気が付くと、見慣れた家が目の前にあった。夜だ。みんな寝静まっているようで、家の明かりは消えていた。壁に手をやると、するりと抜ける。
……俺、本当に、霊になっちまったんだ。
俺はそのことに驚き半分、なんとも言えない気持ち半分だった。中に入ると、父さんと母さんの部屋だった。二人は寝ていた。母さんの頬に涙のあとが見える。
「……父さん、母さん」
「弘?」
母さんが目を覚ました。父さんも続いて起きた。
「ごめんって、どうしても伝えたくて。先に死んじゃって、本当にごめんな」
「弘なのね! 会いたかった」
母さんが俺を抱きしめた。人にさわれたことに、俺は驚いた。感触がある。子どものときは、よくこうして抱きしめてもらったっけ。
「弘なんだな。ナムアミダブツ」
父さんが俺に手を合わせた。
「うん……神さまが、父さんと母さんに会わせてくれたんだ」
「そうなの」
母さんがまた涙をこぼした。
「でも、もう行かないといけないんだ。俺がいなくても、二人、うまくやってくれよな。後追いなんか、絶対にしないでくれよ。会えてよかった」
「うん……神さまにお礼を言わないとね」
「そうだよな。
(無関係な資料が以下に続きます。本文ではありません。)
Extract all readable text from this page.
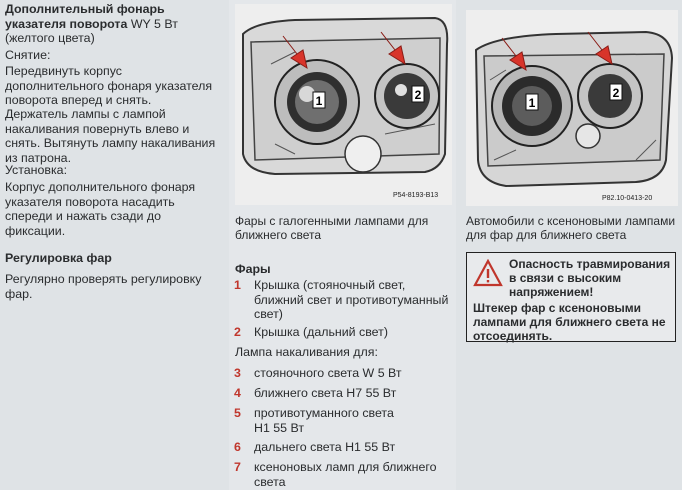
Дополнительный фонарь указателя поворота WY 5 Вт (желтого цвета)

Снятие:

Передвинуть корпус дополнительного фонаря указателя поворота вперед и снять.

Держатель лампы с лампой накаливания повернуть влево и снять. Вытянуть лампу накаливания из патрона.

Установка:

Корпус дополнительного фонаря указателя поворота насадить спереди и нажать сзади до фиксации.

Регулировка фар

Регулярно проверять регулировку фар.

1	2
P54-8193-B13
Фары с галогенными лампами для ближнего света
Фары
1 Крышка (стояночный свет, ближний свет и противотуманный свет)
2 Крышка (дальний свет)
Лампа накаливания для:
3 стояночного света W 5 Вт
4 ближнего света H7 55 Вт
5 противотуманного света H1 55 Вт
6 дальнего света H1 55 Вт
7 ксеноновых ламп для ближнего света
1
2
P82.10-0413-20
Автомобили с ксеноновыми лампами для фар для ближнего света
Опасность травмирования в связи с высоким напряжением!
Штекер фар с ксеноновыми лампами для ближнего света не отсоединять.
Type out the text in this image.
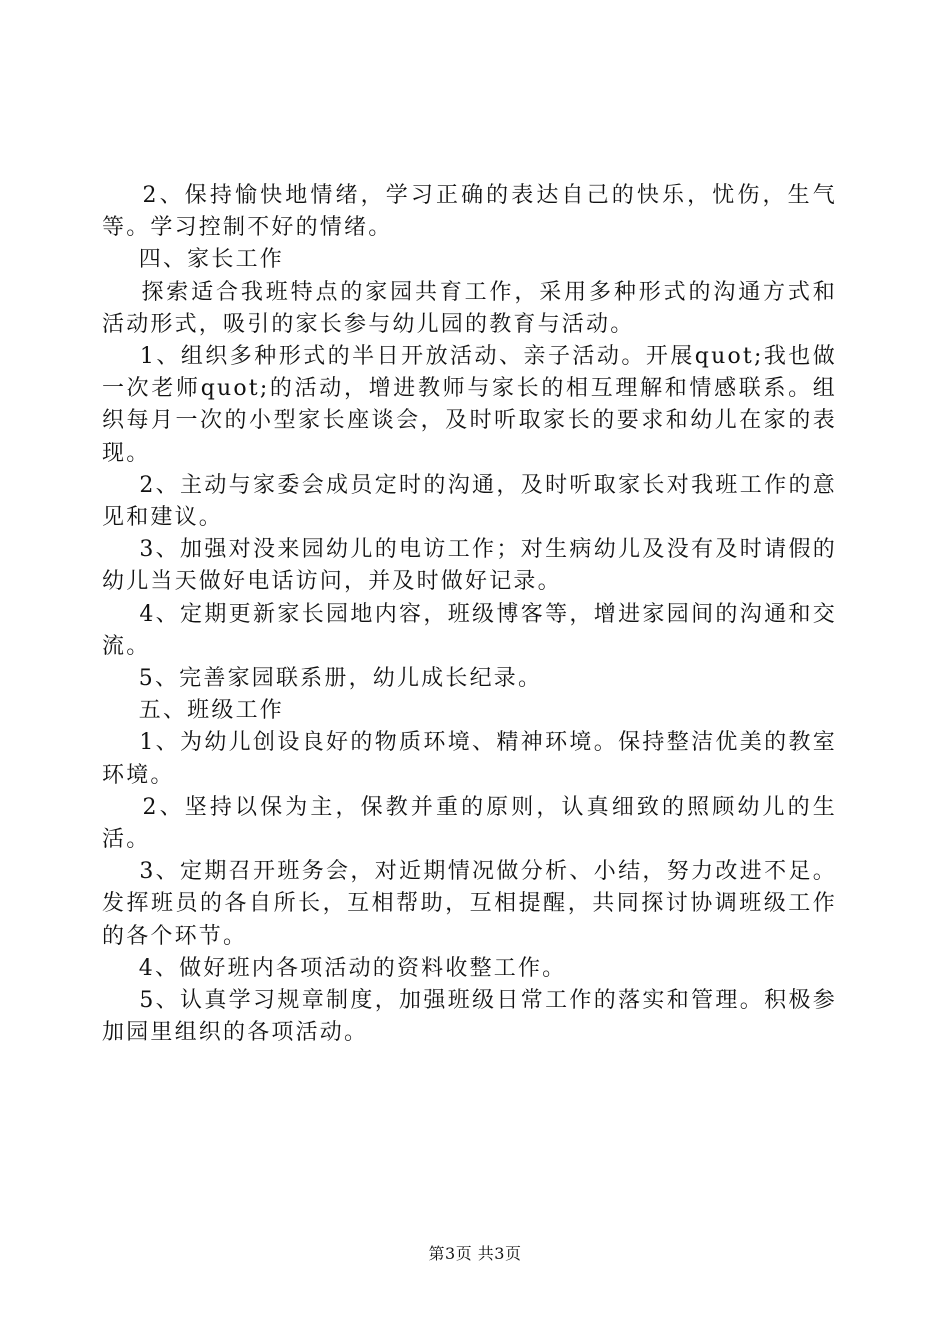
2、保持愉快地情绪，学习正确的表达自己的快乐，忧伤，生气等。学习控制不好的情绪。

四、家长工作

探索适合我班特点的家园共育工作，采用多种形式的沟通方式和活动形式，吸引的家长参与幼儿园的教育与活动。

1、组织多种形式的半日开放活动、亲子活动。开展quot;我也做一次老师quot;的活动，增进教师与家长的相互理解和情感联系。组织每月一次的小型家长座谈会，及时听取家长的要求和幼儿在家的表现。

2、主动与家委会成员定时的沟通，及时听取家长对我班工作的意见和建议。

3、加强对没来园幼儿的电访工作；对生病幼儿及没有及时请假的幼儿当天做好电话访问，并及时做好记录。

4、定期更新家长园地内容，班级博客等，增进家园间的沟通和交流。

5、完善家园联系册，幼儿成长纪录。

五、班级工作

1、为幼儿创设良好的物质环境、精神环境。保持整洁优美的教室环境。

2、坚持以保为主，保教并重的原则，认真细致的照顾幼儿的生活。

3、定期召开班务会，对近期情况做分析、小结，努力改进不足。发挥班员的各自所长，互相帮助，互相提醒，共同探讨协调班级工作的各个环节。

4、做好班内各项活动的资料收整工作。

5、认真学习规章制度，加强班级日常工作的落实和管理。积极参加园里组织的各项活动。

第3页 共3页
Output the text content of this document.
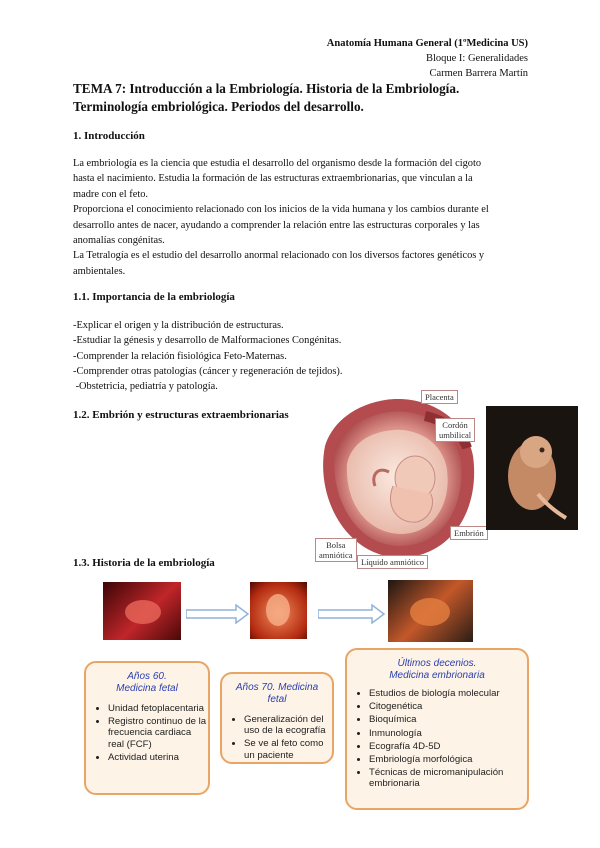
Anatomía Humana General (1ºMedicina US)
Bloque I: Generalidades
Carmen Barrera Martín
TEMA 7: Introducción a la Embriología. Historia de la Embriología.
Terminología embriológica. Periodos del desarrollo.
1. Introducción
La embriología es la ciencia que estudia el desarrollo del organismo desde la formación del cigoto
hasta el nacimiento. Estudia la formación de las estructuras extraembrionarias, que vinculan a la
madre con el feto.
Proporciona el conocimiento relacionado con los inicios de la vida humana y los cambios durante el
desarrollo antes de nacer, ayudando a comprender la relación entre las estructuras corporales y las
anomalías congénitas.
La Tetralogía es el estudio del desarrollo anormal relacionado con los diversos factores genéticos y
ambientales.
1.1. Importancia de la embriología
-Explicar el origen y la distribución de estructuras.
-Estudiar la génesis y desarrollo de Malformaciones Congénitas.
-Comprender la relación fisiológica Feto-Maternas.
-Comprender otras patologías (cáncer y regeneración de tejidos).
-Obstetricia, pediatría y patología.
1.2. Embrión y estructuras extraembrionarias
Placenta
Cordón
umbilical
Bolsa
amniótica
Líquido amniótico
Embrión
1.3. Historia de la embriología
Años 60.
Medicina fetal
• Unidad fetoplacentaria
• Registro continuo de la frecuencia cardiaca real (FCF)
• Actividad uterina
Años 70. Medicina
fetal
• Generalización del uso de la ecografía
• Se ve al feto como un paciente
Últimos decenios.
Medicina embrionaria
• Estudios de biología molecular
• Citogenética
• Bioquímica
• Inmunología
• Ecografía 4D-5D
• Embriología morfológica
• Técnicas de micromanipulación embrionaria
俺、神さまなんて半信半疑だったけど、本当にいるんだよ。これから、神さまと一緒のところへ行くんだ」
俺は父さんと母さんの顔を見つめた。
「さよなら。いつまでも元気で、父さん、母さん」
「弘……!」
「お前も元気でな!」
父さんと母さんの声が、部屋が、急に遠ざかっていった。父さん。死んだあとに「元気でな」もないもんだ。父さんの言葉を思い出し、すこし、笑ってしまった。